The goal has always been to build expertise locally, and the Nepalese research assistants have been important partners. In addition, nine medical students from NTNU have done fieldwork for their master’s theses on this project, and now a Nepali PhD candidate has started on a doctorate at NTNU.
“It’s important to have institutional cooperation between NTNU and Kathmandu University. When cooperation is close, then projects have an overarching structure and an anchor that ensure continuity,” the couple says.
“Another strength of this project is that doctors stay at- or return to- Dhulikhel Hospital. Brain drain is minimal, partly because doctors go abroad periodically. This both builds and maintains competence.
The project in 2015 is now entering its third phase, where the effects of the changes are being analyzed and measured.
The expected effects of Phase Three are:
- Reduced mortality.
- Better resource utilization, so that the most acute and critical cases get priority access to the best expertise.
- Better utilization of bed capacity, because more competent decision-making by staff enables patient assessment to occur early in the treatment sequence.

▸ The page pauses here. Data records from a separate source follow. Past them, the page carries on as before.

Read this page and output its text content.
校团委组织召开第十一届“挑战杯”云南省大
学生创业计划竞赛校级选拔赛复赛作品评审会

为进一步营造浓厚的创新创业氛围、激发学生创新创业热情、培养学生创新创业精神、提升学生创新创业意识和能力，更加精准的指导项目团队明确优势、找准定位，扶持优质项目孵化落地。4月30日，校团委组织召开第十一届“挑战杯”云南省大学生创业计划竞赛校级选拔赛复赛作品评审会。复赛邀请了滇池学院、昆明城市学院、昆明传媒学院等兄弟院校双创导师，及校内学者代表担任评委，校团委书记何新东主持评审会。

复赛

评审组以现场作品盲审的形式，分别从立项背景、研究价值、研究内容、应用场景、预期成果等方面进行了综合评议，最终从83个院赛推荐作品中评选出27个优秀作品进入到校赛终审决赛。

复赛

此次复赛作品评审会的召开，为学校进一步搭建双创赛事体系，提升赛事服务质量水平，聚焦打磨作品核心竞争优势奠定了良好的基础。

- Reduced time to treatment for acute life-threatening disorders.
- Improved local expertise in planning for a mass influx of patients.
- Improved expertise and readiness for infectious epidemics.
- Development of expertise in change management and research in the institution where the project is executed.
- Patient registry that provides access to management data for the institution’s own operations.
- Knowledge about disease prevalence, which can contribute to the planning of necessary strategies for fighting disease.